Day 2 | Roundtable 3: Trade, Sanctions, and the Shadow Economy

Opening Day Two, SARC convened a focused discussion on how trade controls, sanctions dynamics, and compliance architecture are reshaping global commerce. A significant focus was placed on the shadow economy, with thediscussion noting that excessive sanctions and over-compliance often push trade underground. In contrast, India’s approach emphasises formalisation rather than exclusion.

Participants also discussed India’s use of regulated alternative settlement mechanisms.
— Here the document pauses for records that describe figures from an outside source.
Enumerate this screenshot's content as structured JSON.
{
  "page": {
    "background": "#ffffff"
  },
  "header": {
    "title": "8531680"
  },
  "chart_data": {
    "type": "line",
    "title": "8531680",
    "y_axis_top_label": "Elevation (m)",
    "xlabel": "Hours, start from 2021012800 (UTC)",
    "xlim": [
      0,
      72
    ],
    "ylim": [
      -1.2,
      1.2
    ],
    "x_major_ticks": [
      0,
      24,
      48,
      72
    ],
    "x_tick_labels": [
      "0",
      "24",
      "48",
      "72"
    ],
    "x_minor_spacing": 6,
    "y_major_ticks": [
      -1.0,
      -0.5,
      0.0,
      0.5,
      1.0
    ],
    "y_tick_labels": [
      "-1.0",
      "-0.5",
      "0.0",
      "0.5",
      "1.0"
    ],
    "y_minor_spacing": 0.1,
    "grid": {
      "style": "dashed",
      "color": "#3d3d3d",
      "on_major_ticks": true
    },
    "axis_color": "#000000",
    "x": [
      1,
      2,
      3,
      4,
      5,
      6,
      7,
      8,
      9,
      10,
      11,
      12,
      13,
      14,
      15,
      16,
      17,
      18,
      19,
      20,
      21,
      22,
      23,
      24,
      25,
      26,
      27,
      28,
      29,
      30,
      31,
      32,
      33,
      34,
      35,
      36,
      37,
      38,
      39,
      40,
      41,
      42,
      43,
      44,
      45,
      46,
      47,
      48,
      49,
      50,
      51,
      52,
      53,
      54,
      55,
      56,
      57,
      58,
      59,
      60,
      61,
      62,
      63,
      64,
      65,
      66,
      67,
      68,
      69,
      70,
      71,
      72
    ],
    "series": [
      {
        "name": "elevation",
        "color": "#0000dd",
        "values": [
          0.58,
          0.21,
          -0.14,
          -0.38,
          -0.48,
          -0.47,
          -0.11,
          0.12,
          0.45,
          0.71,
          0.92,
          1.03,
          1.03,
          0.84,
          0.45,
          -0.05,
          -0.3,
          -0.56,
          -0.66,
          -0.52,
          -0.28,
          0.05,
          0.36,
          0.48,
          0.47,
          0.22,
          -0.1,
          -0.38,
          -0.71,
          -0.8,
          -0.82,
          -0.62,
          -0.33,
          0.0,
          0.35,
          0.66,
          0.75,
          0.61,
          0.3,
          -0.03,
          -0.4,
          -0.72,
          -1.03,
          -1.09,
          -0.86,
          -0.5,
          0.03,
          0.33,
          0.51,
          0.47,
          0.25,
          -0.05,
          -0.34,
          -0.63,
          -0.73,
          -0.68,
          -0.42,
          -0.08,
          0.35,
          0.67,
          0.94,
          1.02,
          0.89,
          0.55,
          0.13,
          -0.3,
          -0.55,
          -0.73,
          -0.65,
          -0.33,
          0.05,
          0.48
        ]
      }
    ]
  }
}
The session concluded that India’s model—combining trade regulation, compliance capacity, and strategic restraint—has helped limit the expansion of shadow trade while enhancing export credibility, tax realisation, and manufacturing inflows.

The roundtables featured contributions from Rajendra S. Bagade, Senior Partner, SARC; Probir Roy, Global Lead – Fintech, Gaming & Frontier Technologies, SARC; Ashutosh Verma, Leader – Technology and AI; Ankit Anand, Founding Partner, Riceberg Ventures; Balbir Singh, Senior Advocate, Supreme Court of India; Alicia Castillo Holley, GP and Founder, Wealthing VC Fund; Raphael Roettgen, Founder, E2MC (Earth-to-Mars Capital); Yuri G. Rabinovich, Founder and Managing Partner, VNTR; Medha Jaishankar, President, Omnivations; Siddharth Jena, Founder & CEO, AkashaLabdhi; and Yair Cleper, Co-Founder and Active Chairman, Magma Devs, Shardul Dabir, Lead – Field Development & Ecosystem Partnerships at the Institute for Climate Innovation (ICI), Nachiketa Das, Clark Parsons, Berrina Scheibe, Bernard Zupanc, Ruby Greber, & more.

In his closing remarks, Sunil Kumar Gupta, Chairman & Global Leader, SARC Global, said:

“India’s journey toward a Viksit Bharat @2047 is being carried forward by execution at scale—where compliance strengthens confidence, openness expands opportunity, and growth is built on systems designed to perform under stress. As the global economy enters a new phase of recalibration, India is not only keeping pace with change; it is contributing meaningfully to the shape of what comes next.”